Replies are listed 'Best First'.
Re^2: Why oh why is working with XML so bloomin' difficult in Perl?
by jfroebe (Parson) on Jan 19, 2009 at 04:25 UTC

    LOL! Don't forget the rusty tiddly winks. ;-) It is a difficult thing to do to work with XML in any language. XML::Simple as mentioned earlier seems to be perfect for simpler XML documents/streams. I'm not certain how effective using Rules will be with large complex documents. There is only one way to find out though... thanks everyone for all the suggestions.

    Jason L. Froebe

    Blog, Tech Blog

      The problem with XML::Simple is that unless you fiddle with ForceArray and ForceContent the resulting data structure is not consistent. If some tag sometimes has text content and attributes and sometimes only the content, you get a hash once and a scalar later. If some tag is repeated within another tag once, but occurs only once the other time, you get array of hashes/scalars the first time and one hash/scalar the second.

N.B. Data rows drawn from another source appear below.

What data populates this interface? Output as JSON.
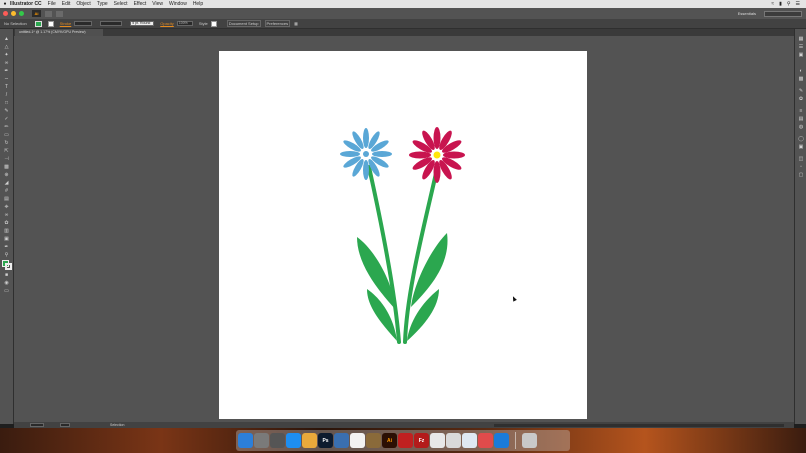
{
  "menubar": {
    "app_name": "Illustrator CC",
    "items": [
      "File",
      "Edit",
      "Object",
      "Type",
      "Select",
      "Effect",
      "View",
      "Window",
      "Help"
    ]
  },
  "titlebar": {
    "logo": "Ai",
    "workspace": "Essentials",
    "search_placeholder": ""
  },
  "controlbar": {
    "selection_label": "No Selection",
    "stroke_label": "Stroke",
    "opacity_label": "Opacity",
    "style_label": "Style",
    "doc_setup": "Document Setup",
    "preferences": "Preferences",
    "brush_value": "5 pt. Round",
    "opacity_value": "100%"
  },
  "document_tab": {
    "label": "untitled-1* @ 1.17% (CMYK/GPU Preview)"
  },
  "toolbar": {
    "tools": [
      "selection",
      "direct-selection",
      "magic-wand",
      "lasso",
      "pen",
      "curvature",
      "type",
      "line",
      "rectangle",
      "paintbrush",
      "shaper",
      "pencil",
      "eraser",
      "rotate",
      "scale",
      "width",
      "free-transform",
      "shape-builder",
      "perspective",
      "mesh",
      "gradient",
      "eyedropper",
      "blend",
      "symbol-sprayer",
      "column-graph",
      "artboard",
      "slice",
      "hand",
      "zoom"
    ],
    "fill_color": "#2ba74f",
    "stroke_color": "#eeeeee"
  },
  "artwork": {
    "flower_left_color": "#5aa7d6",
    "flower_right_color": "#c8144f",
    "flower_right_center": "#ffe60a",
    "stem_color": "#2ba74f"
  },
  "statusbar": {
    "zoom": "",
    "page": "",
    "status": "Selection"
  },
  "dock": {
    "apps": [
      {
        "name": "Finder",
        "color": "#2c7fd9",
        "label": ""
      },
      {
        "name": "System Preferences",
        "color": "#7a7a7a",
        "label": ""
      },
      {
        "name": "Launchpad",
        "color": "#555555",
        "label": ""
      },
      {
        "name": "App Store",
        "color": "#1e8ef0",
        "label": ""
      },
      {
        "name": "Photos",
        "color": "#e9a93b",
        "label": ""
      },
      {
        "name": "Photoshop",
        "color": "#0d1b2e",
        "label": "Ps"
      },
      {
        "name": "Preview",
        "color": "#3a6fb0",
        "label": ""
      },
      {
        "name": "Calendar",
        "color": "#f2f2f2",
        "label": ""
      },
      {
        "name": "Keynote",
        "color": "#8a6a3a",
        "label": ""
      },
      {
        "name": "Illustrator",
        "color": "#2b0f04",
        "label": "Ai"
      },
      {
        "name": "Autodesk",
        "color": "#c02020",
        "label": ""
      },
      {
        "name": "FileZilla",
        "color": "#b31b1b",
        "label": "Fz"
      },
      {
        "name": "iTunes",
        "color": "#e8e8e8",
        "label": ""
      },
      {
        "name": "Chrome",
        "color": "#d9d9d9",
        "label": ""
      },
      {
        "name": "Safari",
        "color": "#dfe8f2",
        "label": ""
      },
      {
        "name": "Skype",
        "color": "#e04b4b",
        "label": ""
      },
      {
        "name": "Screenshot",
        "color": "#1b7bd9",
        "label": ""
      },
      {
        "name": "Trash",
        "color": "#c9c9c9",
        "label": ""
      }
    ]
  }
}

      If you know your data you can set the XML::Simple's options accordingly. Or you can ask XML::Rules to infer the rules from either the DTD or a (few) example(s) and obtain a consistent datastructure almost identic to the one created by a well set XML::Simple.

      How effective are Rules with large documents depends on the rules. That's what specifies whether you keep all the data from the document or whether you filter the bits you do not need as you go or process parts of the XML and forget the data you no longer need.